Hi Martin
Am Montag, den 24.11.2014, 09:24 +0100 schrieb Martin Hundebøll:
Can you help me do a quick sum-up?
At the beginning of the month some bug occurred on our two gateways with Arch Linux. MM and NC enabled. First bat-adv 2014.2.0 later bat-adv provided with the kernel. Kernel 3.14.23-ARCH later 3.17.1-ARCH. The bug can not be analysed on those VMs because I don't have access to their consoles.
I took a Gentoo Linux VM (bat-adv provided inside 3.16.6) with access to the console to ensure this bug is not Arch related. The bug occurs after three days. After kernel panic it can't be scrolled inside the console, so a complete trace-back is impossible. The end of the trace-back was the same I reported. I recompiled the Kernel (3.16.7) with debug symbols on and changed to it after one more crash.
- At first it crashed with regular intervals (0 - 72 hours) with the
backtrace you posted initially.
No, with irregular intervals (0 - 72 hours). I think it has nothing to do with the time. With the Arch VMs I tried out this: one machine gw server the other gw client.
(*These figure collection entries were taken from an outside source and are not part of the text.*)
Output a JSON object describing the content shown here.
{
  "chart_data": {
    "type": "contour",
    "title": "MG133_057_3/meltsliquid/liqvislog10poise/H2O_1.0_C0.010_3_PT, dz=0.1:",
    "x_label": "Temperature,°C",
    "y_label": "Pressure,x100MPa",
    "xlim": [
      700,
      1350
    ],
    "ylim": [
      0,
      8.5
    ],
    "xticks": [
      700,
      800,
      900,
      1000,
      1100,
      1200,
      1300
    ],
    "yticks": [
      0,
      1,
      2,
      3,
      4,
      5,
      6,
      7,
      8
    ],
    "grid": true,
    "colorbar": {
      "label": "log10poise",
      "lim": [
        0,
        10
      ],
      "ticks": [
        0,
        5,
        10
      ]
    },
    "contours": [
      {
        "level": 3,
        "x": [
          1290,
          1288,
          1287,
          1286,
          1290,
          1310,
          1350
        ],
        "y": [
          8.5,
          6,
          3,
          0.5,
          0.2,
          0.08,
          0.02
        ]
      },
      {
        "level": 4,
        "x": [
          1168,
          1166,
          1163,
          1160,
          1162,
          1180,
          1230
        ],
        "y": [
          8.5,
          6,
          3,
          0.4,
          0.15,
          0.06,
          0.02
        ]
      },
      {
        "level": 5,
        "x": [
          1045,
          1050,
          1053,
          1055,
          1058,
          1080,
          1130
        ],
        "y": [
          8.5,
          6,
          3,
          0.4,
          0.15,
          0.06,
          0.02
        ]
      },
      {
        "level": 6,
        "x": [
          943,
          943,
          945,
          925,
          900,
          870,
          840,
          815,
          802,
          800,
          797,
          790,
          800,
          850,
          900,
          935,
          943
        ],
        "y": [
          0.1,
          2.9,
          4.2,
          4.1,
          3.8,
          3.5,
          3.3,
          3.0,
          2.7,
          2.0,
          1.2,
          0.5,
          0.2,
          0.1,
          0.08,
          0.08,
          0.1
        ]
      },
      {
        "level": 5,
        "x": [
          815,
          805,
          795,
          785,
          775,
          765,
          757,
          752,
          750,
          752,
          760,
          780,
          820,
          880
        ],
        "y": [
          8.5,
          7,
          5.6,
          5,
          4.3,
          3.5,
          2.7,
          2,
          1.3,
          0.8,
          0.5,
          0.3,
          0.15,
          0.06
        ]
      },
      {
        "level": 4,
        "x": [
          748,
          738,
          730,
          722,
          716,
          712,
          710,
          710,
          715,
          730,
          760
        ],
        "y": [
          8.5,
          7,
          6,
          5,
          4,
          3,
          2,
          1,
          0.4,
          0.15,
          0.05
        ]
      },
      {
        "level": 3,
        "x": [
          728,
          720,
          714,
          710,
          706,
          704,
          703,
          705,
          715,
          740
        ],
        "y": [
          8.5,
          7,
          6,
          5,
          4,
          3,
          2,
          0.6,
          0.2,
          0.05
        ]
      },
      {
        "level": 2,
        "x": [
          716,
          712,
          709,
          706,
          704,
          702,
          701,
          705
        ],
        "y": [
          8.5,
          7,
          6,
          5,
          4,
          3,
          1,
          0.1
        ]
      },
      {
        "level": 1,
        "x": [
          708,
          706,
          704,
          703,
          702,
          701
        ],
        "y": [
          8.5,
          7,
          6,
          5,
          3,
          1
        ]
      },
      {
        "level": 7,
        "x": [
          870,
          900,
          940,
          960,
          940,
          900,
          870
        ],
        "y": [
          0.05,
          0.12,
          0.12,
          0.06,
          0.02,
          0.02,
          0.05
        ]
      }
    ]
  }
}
After first VM's crash I immediately switched the other to gw server. After no time also this machine crashed. I think it has to be a bogus user packet.
I don't know which user sends bogus packages and I also can not ask our users what they are doing to crash our gateways.
I also don't know if the crash on Arch VM is the same on the Gentoo VM, with the back-trace I reported, but I assume.
- Then you disabled NC. Did it stop crashing at that point?
NC has been disabled for 20 h before I patched the kernel, so it can't be told for sure that disabling stops the crashes.
- Then we enabled NC and added my patch, and it still does not crash?
After patching NC was enabled again to reproduce the bug. The VM crashed after 27 h. I could not retrieve the trace-back because I set the 'crashkernel' option to low. The next crash happened after 32:38:59. There has not been any batadv_frag_merge_packets in kernel ring buffer.
I remeber you said it crashed with the distro-provided batman-adv module. Did you ensure to use the same version when running with my patch?
Yes. I patched /usr/src/linux/net/batman-adv/fragmentation.c I use batman-adv provided with the Kernel to reproduce all the steps. make modules recompiled only the batman-adv module, which I reloaded.
I haven't had time to dig into the reproduction of the crash, but I think I will do regardless.
Please tell me, if you need some more information.
The VM's uptime is now 39 h. It survives Saturday evening and Sunday without a crash. I think the bug is NC related, but lets wait some more days until next Monday to tell for sure. In this time the users might do what they did in the past and trigger the bug.
Thank you for your time and making B.A.T.M.A.N.-adv better.
Best regards
Philipp
________________________ Freifunk Rheinland e. V. – Funkzelle Wuppertal –